Не слезая со Шляпентоха, он задрал голову и завопил в ржавый борт танка, видимо полагая, что за танком, в этих русских сугробах, пребывает еврейский Бог, который с отеческой улыбкой ему внимает:
— Шма, Исраэль! Адонай Элохейну, Адонай Эхад! [5]
Так истово произносить еврейскую молитву немец никогда не научится. Даже псих. А говорить на идише, как чистый литвак, — тем более. В голове у Мони наступило прояснение.
5
Слушай, Израиль! Господь Бог наш. Господь единый! (еврейск.)
— Эй ты, малохольный, — дернул он немца за рукав. — Во-первых, слезь с человека, ты его почти задушил. Во-вторых, объясни толком, кто ты такой, как сюда попал и чему так радуешься?
Немец слез со Шляпентоха, рукавом шинели вытер слезу и продолжал на идише с такой скоростью и с таким приятным акцентом, как будто они сидели где-нибудь в Жежморах или в Тельшае после вечерней молитвы в синагоге и наслаждались праздной беседой.
— Для начала разрешите представиться, — сказал немец, стараясь успокоиться и делая глубокие вдохи и выдохи. — Моя фамилия Зингер. Зовут Залман. По немецким документам я Зепп Зингер. Обер-ефрейтор пулеметного взвода 316 полка 43 моторизованной дивизии. Родом из литовского города Клайпеда, в 1939 году присоединенного к Рейху под своим немецким названием — Мемель. Гражданская профессия — кондитер. Мой отец, Генрих Зингер, — владелец лучшей в городе кондитерской, и фирму «Генрих Зингер и сыновья» знали и в Литве, и в Восточной Пруссии за ее знаменитые штрудели и пончики с ежевичным вареньем…
Все это он выпалил единым духом, и Моня Цацкес прервал его, хлопнув от всей души по шее:
— Слушайте, Зингер, сейчас я вам верю, как своей собственной маме.
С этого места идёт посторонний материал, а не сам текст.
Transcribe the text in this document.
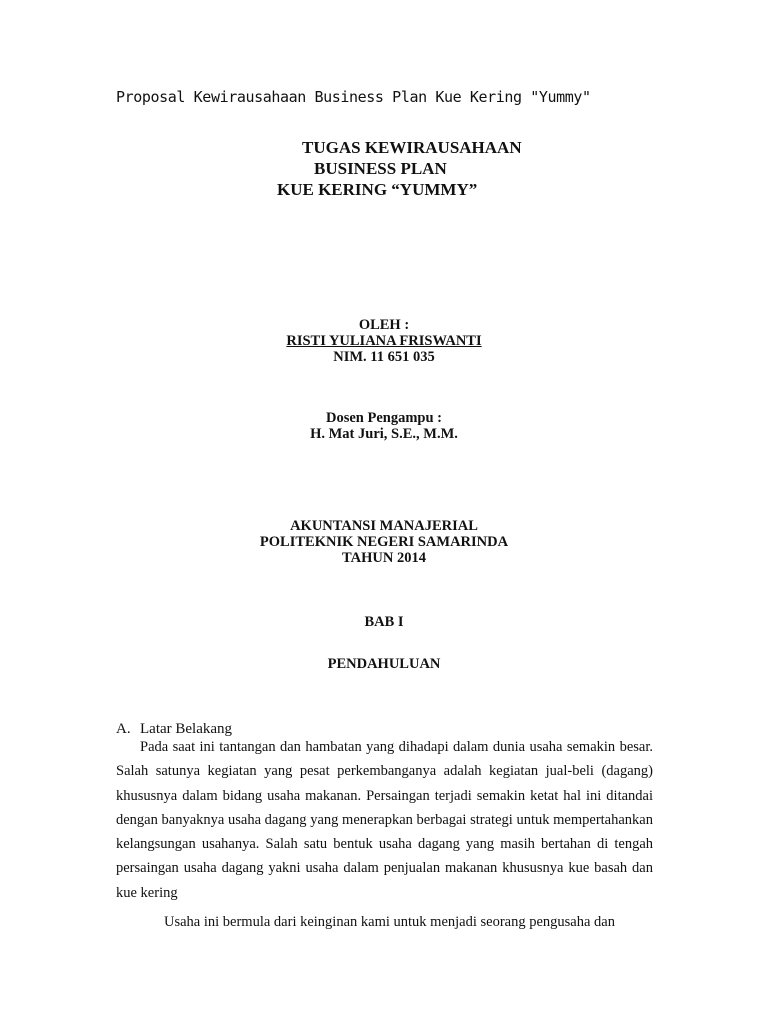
Proposal Kewirausahaan Business Plan Kue Kering "Yummy"
TUGAS KEWIRAUSAHAAN
BUSINESS PLAN
KUE KERING “YUMMY”
OLEH :
RISTI YULIANA FRISWANTI
NIM. 11 651 035
Dosen Pengampu :
H. Mat Juri, S.E., M.M.
AKUNTANSI MANAJERIAL
POLITEKNIK NEGERI SAMARINDA
TAHUN 2014
BAB I
PENDAHULUAN
A. Latar Belakang
Pada saat ini tantangan dan hambatan yang dihadapi dalam dunia usaha semakin besar. Salah satunya kegiatan yang pesat perkembanganya adalah kegiatan jual-beli (dagang) khususnya dalam bidang usaha makanan. Persaingan terjadi semakin ketat hal ini ditandai dengan banyaknya usaha dagang yang menerapkan berbagai strategi untuk mempertahankan kelangsungan usahanya. Salah satu bentuk usaha dagang yang masih bertahan di tengah persaingan usaha dagang yakni usaha dalam penjualan makanan khususnya kue basah dan kue kering
Usaha ini bermula dari keinginan kami untuk menjadi seorang pengusaha dan
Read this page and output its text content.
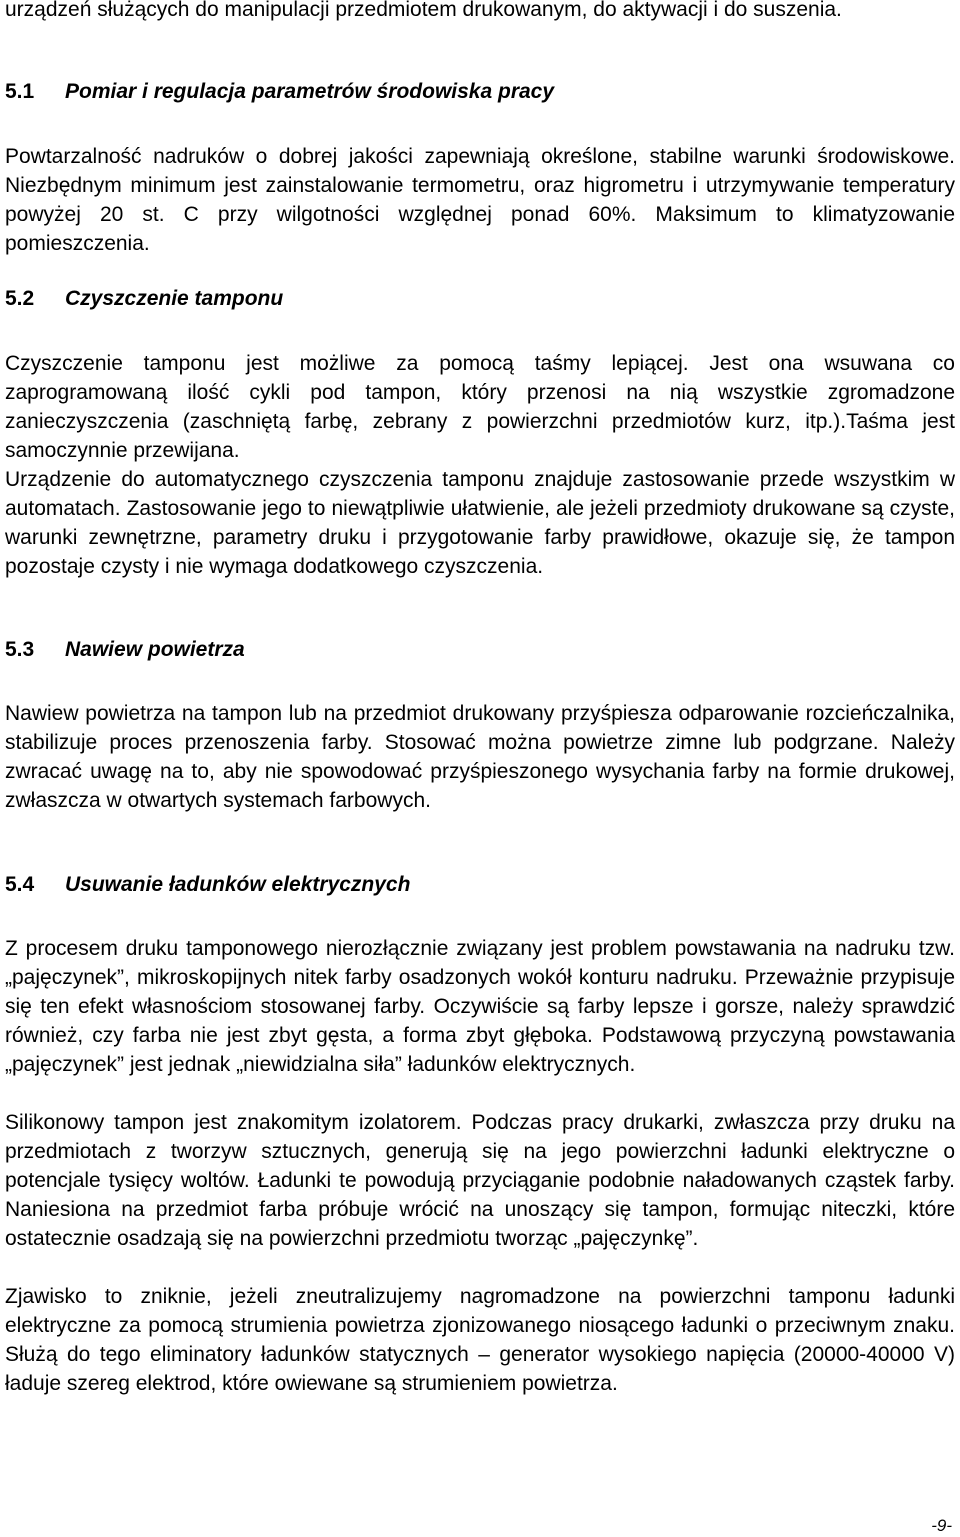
urządzeń służących do manipulacji przedmiotem drukowanym, do aktywacji i do suszenia.

5.1 Pomiar i regulacja parametrów środowiska pracy

Powtarzalność nadruków o dobrej jakości zapewniają określone, stabilne warunki środowiskowe. Niezbędnym minimum jest zainstalowanie termometru, oraz higrometru i utrzymywanie temperatury powyżej 20 st. C przy wilgotności względnej ponad 60%. Maksimum to klimatyzowanie pomieszczenia.

5.2 Czyszczenie tamponu

Czyszczenie tamponu jest możliwe za pomocą taśmy lepiącej. Jest ona wsuwana co zaprogramowaną ilość cykli pod tampon, który przenosi na nią wszystkie zgromadzone zanieczyszczenia (zaschniętą farbę, zebrany z powierzchni przedmiotów kurz, itp.).Taśma jest samoczynnie przewijana.

Urządzenie do automatycznego czyszczenia tamponu znajduje zastosowanie przede wszystkim w automatach. Zastosowanie jego to niewątpliwie ułatwienie, ale jeżeli przedmioty drukowane są czyste, warunki zewnętrzne, parametry druku i przygotowanie farby prawidłowe, okazuje się, że tampon pozostaje czysty i nie wymaga dodatkowego czyszczenia.

5.3 Nawiew powietrza

Nawiew powietrza na tampon lub na przedmiot drukowany przyśpiesza odparowanie rozcieńczalnika, stabilizuje proces przenoszenia farby. Stosować można powietrze zimne lub podgrzane. Należy zwracać uwagę na to, aby nie spowodować przyśpieszonego wysychania farby na formie drukowej, zwłaszcza w otwartych systemach farbowych.

5.4 Usuwanie ładunków elektrycznych

Z procesem druku tamponowego nierozłącznie związany jest problem powstawania na nadruku tzw. „pajęczynek”, mikroskopijnych nitek farby osadzonych wokół konturu nadruku. Przeważnie przypisuje się ten efekt własnościom stosowanej farby. Oczywiście są farby lepsze i gorsze, należy sprawdzić również, czy farba nie jest zbyt gęsta, a forma zbyt głęboka. Podstawową przyczyną powstawania „pajęczynek” jest jednak „niewidzialna siła” ładunków elektrycznych.

Silikonowy tampon jest znakomitym izolatorem. Podczas pracy drukarki, zwłaszcza przy druku na przedmiotach z tworzyw sztucznych, generują się na jego powierzchni ładunki elektryczne o potencjale tysięcy woltów. Ładunki te powodują przyciąganie podobnie naładowanych cząstek farby. Naniesiona na przedmiot farba próbuje wrócić na unoszący się tampon, formując niteczki, które ostatecznie osadzają się na powierzchni przedmiotu tworząc „pajęczynkę”.

Zjawisko to zniknie, jeżeli zneutralizujemy nagromadzone na powierzchni tamponu ładunki elektryczne za pomocą strumienia powietrza zjonizowanego niosącego ładunki o przeciwnym znaku. Służą do tego eliminatory ładunków statycznych – generator wysokiego napięcia (20000-40000 V) ładuje szereg elektrod, które owiewane są strumieniem powietrza.

-9-
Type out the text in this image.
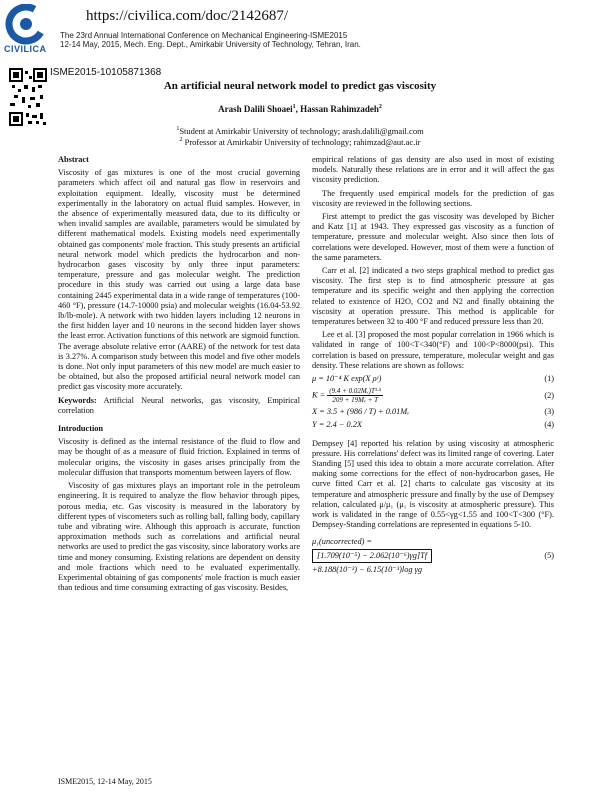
CIVILICA
https://civilica.com/doc/2142687/
The 23rd Annual International Conference on Mechanical Engineering-ISME2015
12-14 May, 2015, Mech. Eng. Dept., Amirkabir University of Technology, Tehran, Iran.
ISME2015-10105871368
An artificial neural network model to predict gas viscosity
Arash Dalili Shoaei$^1$, Hassan Rahimzadeh$^2$
$^1$Student at Amirkabir University of technology; arash.dalili@gmail.com
$^2$ Professor at Amirkabir University of technology; rahimzad@aut.ac.ir

Abstract

Viscosity of gas mixtures is one of the most crucial governing parameters which affect oil and natural gas flow in reservoirs and exploitation equipment. Ideally, viscosity must be determined experimentally in the laboratory on actual fluid samples. However, in the absence of experimentally measured data, due to its difficulty or when invalid samples are available, parameters would be simulated by different mathematical models. Existing models need experimentally obtained gas components' mole fraction. This study presents an artificial neural network model which predicts the hydrocarbon and non-hydrocarbon gases viscosity by only three input parameters: temperature, pressure and gas molecular weight. The prediction procedure in this study was carried out using a large data base containing 2445 experimental data in a wide range of temperatures (100-460 °F), pressure (14.7-10000 psia) and molecular weights (16.04-53.92 lb/lb-mole). A network with two hidden layers including 12 neurons in the first hidden layer and 10 neurons in the second hidden layer shows the least error. Activation functions of this network are sigmoid function. The average absolute relative error (AARE) of the network for test data is 3.27%. A comparison study between this model and five other models is done. Not only input parameters of this new model are much easier to be obtained, but also the proposed artificial neural network model can predict gas viscosity more accurately.

Keywords: Artificial Neural networks, gas viscosity, Empirical correlation

Introduction

Viscosity is defined as the internal resistance of the fluid to flow and may be thought of as a measure of fluid friction. Explained in terms of molecular origins, the viscosity in gases arises principally from the molecular diffusion that transports momentum between layers of flow.

Viscosity of gas mixtures plays an important role in the petroleum engineering. It is required to analyze the flow behavior through pipes, porous media, etc. Gas viscosity is measured in the laboratory by different types of viscometers such as rolling ball, falling body, capillary tube and vibrating wire. Although this approach is accurate, function approximation methods such as correlations and artificial neural networks are used to predict the gas viscosity, since laboratory works are time and money consuming. Existing relations are dependent on density and mole fractions which need to be evaluated experimentally. Experimental obtaining of gas components' mole fraction is much easier than tedious and time consuming extracting of gas viscosity. Besides,

empirical relations of gas density are also used in most of existing models. Naturally these relations are in error and it will affect the gas viscosity prediction.

The frequently used empirical models for the prediction of gas viscosity are reviewed in the following sections.

First attempt to predict the gas viscosity was developed by Bicher and Katz [1] at 1943. They expressed gas viscosity as a function of temperature, pressure and molecular weight. Also since then lots of correlations were developed. However, most of them were a function of the same parameters.

Carr et al. [2] indicated a two steps graphical method to predict gas viscosity. The first step is to find atmospheric pressure at gas temperature and its specific weight and then applying the correction related to existence of H2O, CO2 and N2 and finally obtaining the viscosity at operation pressure. This method is applicable for temperatures between 32 to 400 °F and reduced pressure less than 20.

Lee et al. [3] proposed the most popular correlation in 1966 which is validated in range of 100<T<340(°F) and 100<P<8000(psi). This correlation is based on pressure, temperature, molecular weight and gas density. These relations are shown as follows:

μ = 10⁻⁴ K exp(X ρʸ)	(1)
$K = \frac{\text{(9.4 + 0.02Mᵥ)T¹·⁵}}{\text{209 + 19Mᵥ + T}}$	(2)
X = 3.5 + (986 / T) + 0.01Mᵥ	(3)
Y = 2.4 − 0.2X	(4)

Dempsey [4] reported his relation by using viscosity at atmospheric pressure. His correlations' defect was its limited range of covering. Later Standing [5] used this idea to obtain a more accurate correlation. After making some corrections for the effect of non-hydrocarbon gases, He curve fitted Carr et al. [2] charts to calculate gas viscosity at its temperature and atmospheric pressure and finally by the use of Dempsey relation, calculated μ/μ₁ (μ₁ is viscosity at atmospheric pressure). This work is validated in the range of 0.55<γg<1.55 and 100<T<300 (°F). Dempsey-Standing correlations are represented in equations 5-10.

μ₁(uncorrected) =
[1.709(10⁻⁵) − 2.062(10⁻⁶)γg]Tf	(5)
+8.188(10⁻³) − 6.15(10⁻³)log γg
ISME2015, 12-14 May, 2015
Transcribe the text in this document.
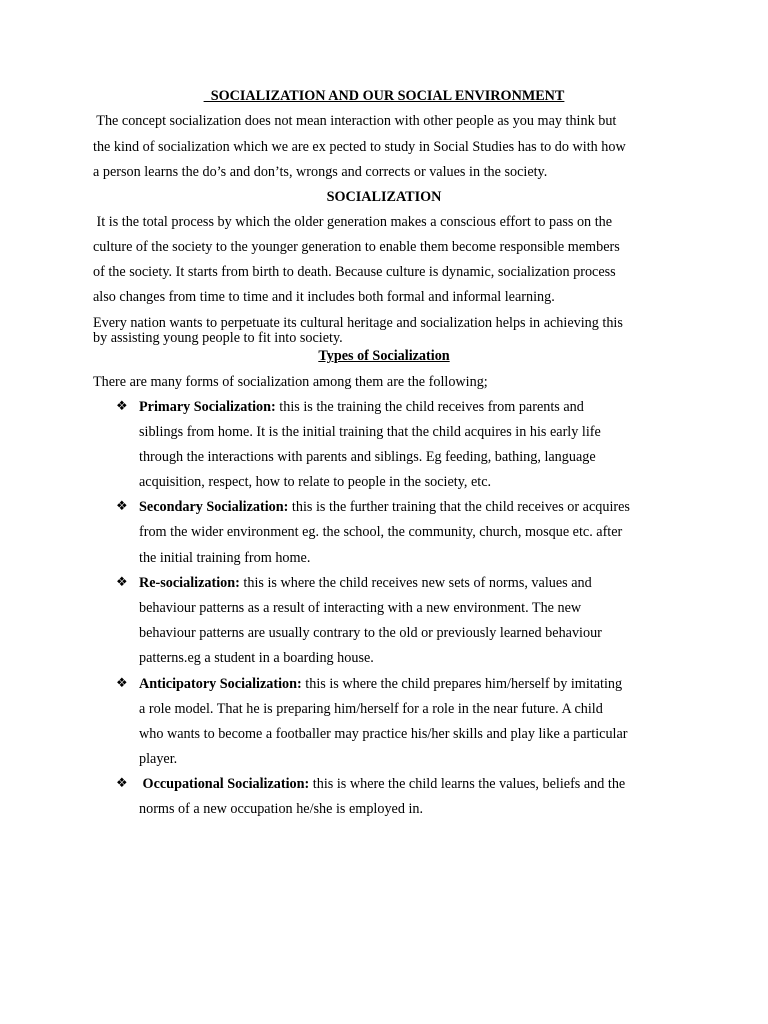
SOCIALIZATION AND OUR SOCIAL ENVIRONMENT
The concept socialization does not mean interaction with other people as you may think but
the kind of socialization which we are ex pected to study in Social Studies has to do with how
a person learns the do’s and don’ts, wrongs and corrects or values in the society.
SOCIALIZATION
It is the total process by which the older generation makes a conscious effort to pass on the
culture of the society to the younger generation to enable them become responsible members
of the society. It starts from birth to death. Because culture is dynamic, socialization process
also changes from time to time and it includes both formal and informal learning.
Every nation wants to perpetuate its cultural heritage and socialization helps in achieving this
by assisting young people to fit into society.
Types of Socialization
There are many forms of socialization among them are the following;
❖ Primary Socialization: this is the training the child receives from parents and
siblings from home. It is the initial training that the child acquires in his early life
through the interactions with parents and siblings. Eg feeding, bathing, language
acquisition, respect, how to relate to people in the society, etc.
❖ Secondary Socialization: this is the further training that the child receives or acquires
from the wider environment eg. the school, the community, church, mosque etc. after
the initial training from home.
❖ Re-socialization: this is where the child receives new sets of norms, values and
behaviour patterns as a result of interacting with a new environment. The new
behaviour patterns are usually contrary to the old or previously learned behaviour
patterns.eg a student in a boarding house.
❖ Anticipatory Socialization: this is where the child prepares him/herself by imitating
a role model. That he is preparing him/herself for a role in the near future. A child
who wants to become a footballer may practice his/her skills and play like a particular
player.
❖ Occupational Socialization: this is where the child learns the values, beliefs and the
norms of a new occupation he/she is employed in.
Я же знаю кондитерскую «Генрих Зингер»! Я бывал там сто раз и аромат пончиков с ежевичным вареньем буду помнить до могилы. Меня зовут Моня Цацкес. Я сам из Паневежиса, но прожил год в Клайпеде, где окончил школу парикмахерского искусства фрау Тиссельгоф, а диплом ее, вместе с рамкой, до сих пор таскаю с собой.
— Школа фрау Тиссельгоф! — вскричал рыжий Зингер, в возбуждении переходя с идиша на немецкий. — Кто в Клайпеде не знал школу фрау Тиссельгоф? Вам очень повезло, герр Цацкес, — учиться в таком почтенном заведении. Я рад пожать вашу руку. А этот еврей, — он кивнул на так и не шелохнувшегося Фиму Шляпентоха, — тоже из Клайпеды?